While those companies have continued to operate over the past four months, Hettinga says he’s often felt like the “coronavirus counsel.”
“No question, it completely dominated my workload—every minute of every day felt like it was spent managing the crisis. It’s been a wild three months for us, and I’m really proud of the work our internal COVID response team has done to keep us running as smoothly as possible during these crazy times,” he says.
“The diversity and complexity of our different operating companies essentially makes it like I have different clients all the time.”
Before the outbreak, Hettinga had a variety of projects on his plate that he hopes to get back to before 2020 comes to an end. Among those are his plans to continue optimizing the company’s wage-an-hour approach and continue standardizing best practices around core functional employment areas across Dover’s diverse portfolio of companies.
“Over the past few years, we’ve really made an effort to provide centralized support resources and standardize core HR practices. We think it’s really important to keep pushing that forward,” he says. Next up for Dover, Hettinga notes, will be to assess FMLA, paid sick time, and short-term disability plan administration issues.
Leading outreach and training programs for company HR leadership is also a large part of Hettinga’s role. “I think it’s critical to have your own training content, to keep it highly tailored for your specific environments and realities. It has to be practical and useful to the HR teams in the field, or it won’t land.”

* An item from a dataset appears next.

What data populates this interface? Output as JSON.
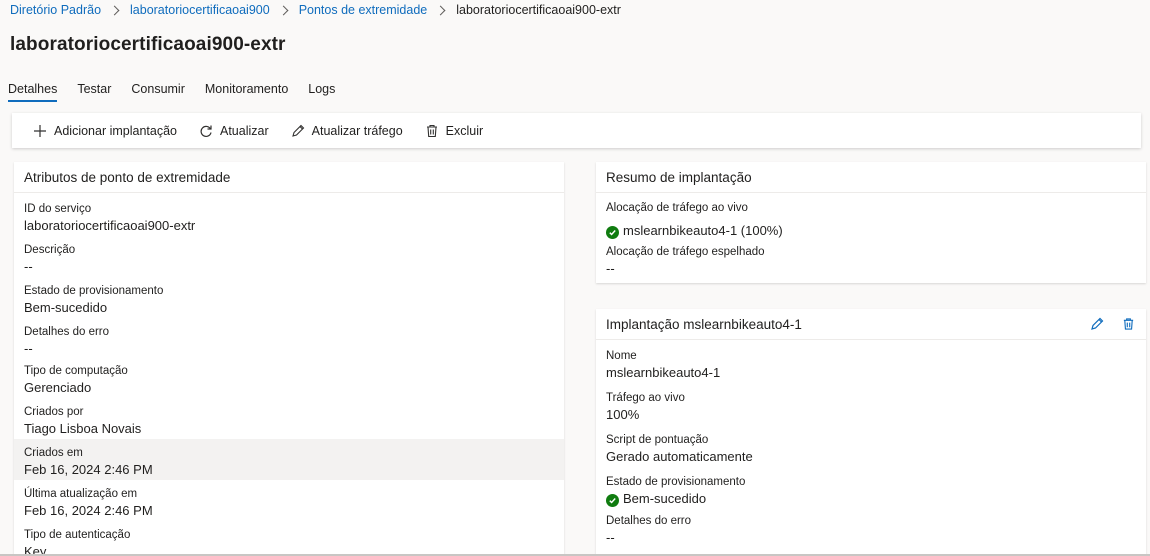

He’s particularly proud of an initiative he started in partnership with the company’s internal compliance and HR team to provide live, comprehensive training on how to conduct investigations. He and his fellow L&E team member developed an investigation “boot camp” for HR leaders who investigate internal complaints. The two-day, on-site live training requires participants to work through planning and investigating a hypothetical sexual harassment complaint, and it includes (among other things) live mock witness interviews.
“It’s been a great program. Just before the COVID crisis kicked into high gear, we held a session in Downers Grove [Illinois]. We had people come in and play witnesses for our HR folks in a live setting, which really helps build that critical interviewing skill that’s so important to good investigation work,” he says.
Hettinga is looking forward to the day when the next of these live training sessions can be held. For now, he and Dover have adjusted to operating in crisis mode. “I thrive on it. I need high activity and high energy,” Hettinga shares. “I’m one of those people who lives and breathes work, and I like the intensity and action.”